De retour à Florence, de 1519 à 1531, Michel-Ange réalise pour les Médicis la Sagrestia Nuova (sacristie neuve), une des chapelles Médicis, où il sculpte notamment les tombeaux des ducs Laurent et de Julien avant de laisser terminer l'ensemble par ses élèves (notamment Montorsoli). Durant le même séjour, la famille florentine lui commande la bibliothèque Laurentienne, destinée à accueillir les livres de Laurent le Magnifique : débutée en 1524, elle reste inachevée lors du départ de l’artiste et ne fut terminée qu’entre 1551 et 1571 par Ammanati.

En 1527, les citoyens de Florence — encouragés par le sac de Rome — renversent les Médicis et restaurent la République. Un siège de la ville suit, où Michel-Ange vient en aide à sa Florence bien-aimée en travaillant sur les fortifications de la ville en 1528 et 1529. La ville tombe en 1530 et le règne des Médicis est restauré.

En 1532, Michel-Ange revient à Rome après un séjour de plusieurs années à Florence — au cours duquel, il avait pris parti contre le pape dans le conflit avec l'empereur Charles Quint — et Clément VII lui ayant pardonné, lui demande de peindre les deux murs latéraux de la chapelle Sixtine. Il devait y représenter la Chute des anges rebelles et le Jugement dernier. Presque aussitôt, il se met à l'étude pour réaliser ce projet démesuré. Clément VII étant mort (en 1534), il songe à renoncer à ce travail pour reprendre le Tombeau de Jules II quand le pape Paul III s'y oppose et le nomme en 1535 architecte, peintre et sculpteur du Vatican. La fresque du Jugement dernier sur le mur d’autel fut seule exécutée pour n'être finalement achevée qu'en 1541.

En 1535, il rencontre Tommaso dei Cavalieri avec qui il aura une « amitié amoureuse » comme le révèlent ses poèmes. Il rencontre également Vittoria Colonna, avec qui il a de longues conversations et en qui il voit une figure divine. C'est elle qui le rapproche des orientations iréniques du groupe des Spirituels inspirés par le cardinal Reginald Pole.

Le projet du tombeau de Jules II devient un mausolée contenant un simple cénotaphe dans la basilique Saint-Pierre-aux-Liens en 1545, soit quarante ans après la commande initiale.

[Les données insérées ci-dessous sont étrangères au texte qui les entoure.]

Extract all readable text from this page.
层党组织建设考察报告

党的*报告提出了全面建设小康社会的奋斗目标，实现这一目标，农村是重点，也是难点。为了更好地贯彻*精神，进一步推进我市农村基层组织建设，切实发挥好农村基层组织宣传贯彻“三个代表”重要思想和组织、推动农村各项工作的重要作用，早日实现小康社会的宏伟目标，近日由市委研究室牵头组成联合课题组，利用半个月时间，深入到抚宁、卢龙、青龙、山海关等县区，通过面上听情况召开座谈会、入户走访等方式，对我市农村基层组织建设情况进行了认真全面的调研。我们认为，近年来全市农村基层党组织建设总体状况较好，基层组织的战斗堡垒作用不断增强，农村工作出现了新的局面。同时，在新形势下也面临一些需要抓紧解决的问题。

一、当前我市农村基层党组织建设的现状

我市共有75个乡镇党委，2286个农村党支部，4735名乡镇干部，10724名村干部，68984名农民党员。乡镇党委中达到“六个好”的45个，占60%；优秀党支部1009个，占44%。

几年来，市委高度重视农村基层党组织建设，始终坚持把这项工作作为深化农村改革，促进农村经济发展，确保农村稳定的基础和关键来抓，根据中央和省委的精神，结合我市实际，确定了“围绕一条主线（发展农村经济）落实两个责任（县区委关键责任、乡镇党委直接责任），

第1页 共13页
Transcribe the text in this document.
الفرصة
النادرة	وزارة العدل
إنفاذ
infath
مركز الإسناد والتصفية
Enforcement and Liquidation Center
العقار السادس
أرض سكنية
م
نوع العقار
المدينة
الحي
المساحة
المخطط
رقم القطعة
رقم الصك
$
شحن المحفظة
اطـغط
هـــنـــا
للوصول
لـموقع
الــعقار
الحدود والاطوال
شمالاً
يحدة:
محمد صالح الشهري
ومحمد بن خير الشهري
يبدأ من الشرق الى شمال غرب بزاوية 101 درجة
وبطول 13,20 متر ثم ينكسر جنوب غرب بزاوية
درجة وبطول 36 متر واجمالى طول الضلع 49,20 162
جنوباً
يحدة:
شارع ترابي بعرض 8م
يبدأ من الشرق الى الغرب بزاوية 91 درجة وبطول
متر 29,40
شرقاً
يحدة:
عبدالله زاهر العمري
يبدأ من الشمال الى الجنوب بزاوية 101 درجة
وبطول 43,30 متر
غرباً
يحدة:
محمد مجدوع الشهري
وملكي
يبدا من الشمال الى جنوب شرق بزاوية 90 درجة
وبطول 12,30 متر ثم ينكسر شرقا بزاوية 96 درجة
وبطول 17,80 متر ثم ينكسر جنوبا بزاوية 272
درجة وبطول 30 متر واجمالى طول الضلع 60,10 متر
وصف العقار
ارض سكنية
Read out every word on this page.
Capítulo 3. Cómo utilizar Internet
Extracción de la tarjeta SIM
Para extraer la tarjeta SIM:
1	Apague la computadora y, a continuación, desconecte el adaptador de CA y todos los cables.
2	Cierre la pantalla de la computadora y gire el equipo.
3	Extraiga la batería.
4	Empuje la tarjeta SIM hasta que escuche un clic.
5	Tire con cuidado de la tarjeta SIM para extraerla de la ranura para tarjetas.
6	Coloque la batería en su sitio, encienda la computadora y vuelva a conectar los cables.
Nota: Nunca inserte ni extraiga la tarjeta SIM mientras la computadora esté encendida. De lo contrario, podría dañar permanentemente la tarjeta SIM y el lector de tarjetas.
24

À partir de 1546, il est nommé architecte de la basilique Saint-Pierre. Il revient au plan en croix grecque proposé par Bramante et simplifie le dôme, lui donnant un aspect plus léger. En 1561, le pape Pie IV lui confie la construction de la basilique Sainte-Marie-des-Anges-et-des-Martyrs dans les thermes de Dioclétien, œuvre qu'il ne pourra mener à son terme.

Michel-Ange reste actif jusqu'à la fin de sa vie, prenant part à la vie artistique de son temps, conseillant et recommandant tel ou tel de ses disciples, en patriarche déjà envahi par son mythe. Six jours avant sa mort, il travaille encore à la Pietà Rondanini. Il meurt, à Rome, le 18 février 1564 à l’âge de quatre-vingt-huit ans, en présence de nombreux médecins et amis les plus intimes, en premier lieu Tommaso dei Cavalieri. Selon ses volontés, son corps est rapatrié le 29 mars à Florence, où il est enterré dans la basilique Santa Croce avec les honneurs nationaux. Ses funérailles (organisées par une commission médicéenne composée des peintres Bronzino et Vasari et des sculpteurs Cellini et Ammanati, les grandes toiles décoratives qui servent aux obsèques solennelles étant peintes par Santi di Tito, l'oraison funèbre étant prononcée par Benedetto Varchi) qui sont l'objet d'une récupération politique, religieuse, institutionnelle (elles sont l'occasion de lancement de l'Académie du dessin de Florence) et vasarienne, scellent le statut atteint par l'artiste et consacrent son mythe.